Governments have been frustrated for decades over the slowness of Defence decision-making. It’s not that officials are lazy; it’s more that the system is designed around peacetime priorities to reduce risk, weigh options and deliver modest successes.
Smith and Houston need to propose an emergency weapons procurement agency, something that will accept the reality of the strategic judgment that a mid-decade war is a real possibility. This step alone will overturn decades of rusted-on Defence processes. The test is simple: buy only what can be delivered in three to five years.
The fourth priority is to work with the US to increase its military presence, particularly in northern Australia. Smith was defence minister and Houston was chief of defence force when the US Marine Corps and greater US Air Force presence in the north was negotiated. They understand the deterrent value of that American military presence.
In the event of a military crisis in the Indo-Pacific, American policy is to disperse their forces to complicate enemy targeting. For Australia that means we urgently need to think about how we deal with that situation.
The good news is that we are not alone. The “force posture” Smith and Houston need to consider is an allied force posture, but a larger US presence will draw heavily on Australia’s limited northern infrastructure. What can we do to make the north better able to handle a substantial growth in military forces there? Hardening and dispersing bases and areas from which the ADF and allied forces may operate is another critical task.

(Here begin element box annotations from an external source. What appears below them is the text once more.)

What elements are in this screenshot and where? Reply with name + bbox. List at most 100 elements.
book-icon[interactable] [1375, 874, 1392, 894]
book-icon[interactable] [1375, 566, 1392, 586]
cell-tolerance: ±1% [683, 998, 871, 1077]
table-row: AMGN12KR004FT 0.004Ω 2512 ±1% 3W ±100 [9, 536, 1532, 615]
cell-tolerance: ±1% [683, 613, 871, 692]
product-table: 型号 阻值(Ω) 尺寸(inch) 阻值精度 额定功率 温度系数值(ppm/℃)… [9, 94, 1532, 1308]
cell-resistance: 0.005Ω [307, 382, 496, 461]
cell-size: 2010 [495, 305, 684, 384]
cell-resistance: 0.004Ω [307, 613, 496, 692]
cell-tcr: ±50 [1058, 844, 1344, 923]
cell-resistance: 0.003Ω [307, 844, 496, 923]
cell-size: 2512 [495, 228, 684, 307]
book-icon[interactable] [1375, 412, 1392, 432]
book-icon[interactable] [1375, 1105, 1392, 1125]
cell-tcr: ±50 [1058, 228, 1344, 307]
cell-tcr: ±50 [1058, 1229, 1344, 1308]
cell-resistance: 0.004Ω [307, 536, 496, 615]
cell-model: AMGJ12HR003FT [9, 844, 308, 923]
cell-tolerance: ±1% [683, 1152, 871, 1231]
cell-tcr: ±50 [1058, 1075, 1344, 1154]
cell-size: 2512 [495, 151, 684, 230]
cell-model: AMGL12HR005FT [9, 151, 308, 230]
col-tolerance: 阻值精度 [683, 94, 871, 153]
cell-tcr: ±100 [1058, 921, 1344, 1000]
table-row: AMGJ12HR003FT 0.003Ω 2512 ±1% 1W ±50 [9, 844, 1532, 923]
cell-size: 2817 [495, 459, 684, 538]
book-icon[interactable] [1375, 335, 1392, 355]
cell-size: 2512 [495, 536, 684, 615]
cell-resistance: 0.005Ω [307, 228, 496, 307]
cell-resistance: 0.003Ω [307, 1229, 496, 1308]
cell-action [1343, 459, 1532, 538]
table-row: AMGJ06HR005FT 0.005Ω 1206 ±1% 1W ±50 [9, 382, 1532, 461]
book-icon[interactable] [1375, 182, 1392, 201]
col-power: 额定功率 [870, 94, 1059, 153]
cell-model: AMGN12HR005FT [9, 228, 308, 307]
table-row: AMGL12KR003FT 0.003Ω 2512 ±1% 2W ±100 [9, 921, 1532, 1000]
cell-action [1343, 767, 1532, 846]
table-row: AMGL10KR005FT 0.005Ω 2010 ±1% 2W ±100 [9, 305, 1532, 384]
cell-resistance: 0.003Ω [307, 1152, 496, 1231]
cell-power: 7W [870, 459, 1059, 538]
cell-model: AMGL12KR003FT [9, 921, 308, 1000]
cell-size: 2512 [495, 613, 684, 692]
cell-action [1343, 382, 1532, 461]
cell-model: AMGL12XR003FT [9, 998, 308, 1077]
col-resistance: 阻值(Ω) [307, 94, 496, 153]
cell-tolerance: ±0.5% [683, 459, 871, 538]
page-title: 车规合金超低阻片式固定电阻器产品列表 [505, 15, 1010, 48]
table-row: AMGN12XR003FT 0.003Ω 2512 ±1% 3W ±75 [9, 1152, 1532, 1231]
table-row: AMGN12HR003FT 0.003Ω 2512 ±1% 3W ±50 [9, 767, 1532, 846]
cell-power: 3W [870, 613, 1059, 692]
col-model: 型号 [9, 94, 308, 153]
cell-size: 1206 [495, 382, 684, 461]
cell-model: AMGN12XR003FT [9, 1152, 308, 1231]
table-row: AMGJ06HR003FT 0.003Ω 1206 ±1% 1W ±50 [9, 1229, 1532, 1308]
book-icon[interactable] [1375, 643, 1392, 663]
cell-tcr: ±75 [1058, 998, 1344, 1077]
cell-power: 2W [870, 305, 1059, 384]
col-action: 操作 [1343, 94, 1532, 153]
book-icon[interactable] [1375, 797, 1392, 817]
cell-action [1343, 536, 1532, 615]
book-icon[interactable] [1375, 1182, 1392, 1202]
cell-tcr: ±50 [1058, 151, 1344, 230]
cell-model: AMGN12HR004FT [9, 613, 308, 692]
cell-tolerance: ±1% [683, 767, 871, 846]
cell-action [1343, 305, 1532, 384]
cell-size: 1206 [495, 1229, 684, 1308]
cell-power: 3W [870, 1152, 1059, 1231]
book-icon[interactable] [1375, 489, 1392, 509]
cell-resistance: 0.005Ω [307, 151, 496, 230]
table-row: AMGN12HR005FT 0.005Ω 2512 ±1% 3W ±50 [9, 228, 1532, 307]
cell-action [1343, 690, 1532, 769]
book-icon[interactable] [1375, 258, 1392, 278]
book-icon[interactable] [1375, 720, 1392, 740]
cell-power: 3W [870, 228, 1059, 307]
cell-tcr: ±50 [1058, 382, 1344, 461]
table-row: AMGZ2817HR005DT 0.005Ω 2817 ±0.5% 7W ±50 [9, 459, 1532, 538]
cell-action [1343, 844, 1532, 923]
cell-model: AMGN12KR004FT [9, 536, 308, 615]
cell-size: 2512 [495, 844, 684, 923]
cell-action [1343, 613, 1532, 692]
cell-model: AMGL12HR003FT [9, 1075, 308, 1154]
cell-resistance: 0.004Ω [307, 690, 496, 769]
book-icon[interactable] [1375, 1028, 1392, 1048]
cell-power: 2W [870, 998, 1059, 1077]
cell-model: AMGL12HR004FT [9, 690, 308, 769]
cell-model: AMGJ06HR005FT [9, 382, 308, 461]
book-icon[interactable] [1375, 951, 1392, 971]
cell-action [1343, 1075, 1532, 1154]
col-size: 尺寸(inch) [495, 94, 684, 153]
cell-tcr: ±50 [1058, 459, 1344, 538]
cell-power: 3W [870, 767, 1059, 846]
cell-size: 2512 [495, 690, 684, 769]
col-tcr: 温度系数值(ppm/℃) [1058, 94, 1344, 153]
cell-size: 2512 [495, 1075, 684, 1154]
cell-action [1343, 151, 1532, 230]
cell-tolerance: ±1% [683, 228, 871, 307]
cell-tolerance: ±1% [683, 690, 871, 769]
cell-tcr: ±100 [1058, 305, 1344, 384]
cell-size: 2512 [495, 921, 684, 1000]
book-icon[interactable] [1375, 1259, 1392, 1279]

For years the policy priority was to create fewer, larger bases. Often near population centres, these large bases are barely protected against protesters, let along a determined foreign adversary. There is a huge task ahead to determine how to strengthen these facilities and to plan for dispersing our own forces (not just in Australia) at a time of crisis.
Finally, there is the issue of national resilience. We have grown used to the ADF being the national “go-to” resource in dealing with fires, floods and pandemics. Shortly before or during conflict the onus will be reversed: the military will look to industry and the Australian population to support a bigger defence effort. Smith and Houston need to start that conversation with the Australian people.
It is not often realised or reported but there is no more urgent policy agenda before the Albanese government than this new strategic review. It’s time to accept the truth about our worsening strategic position and start defence planning as though the threat was real – because it most assuredly is.
Peter Jennings is the former executive director of the Australian Strategic Policy Institute and a former deputy secretary for strategy at the Defence Department.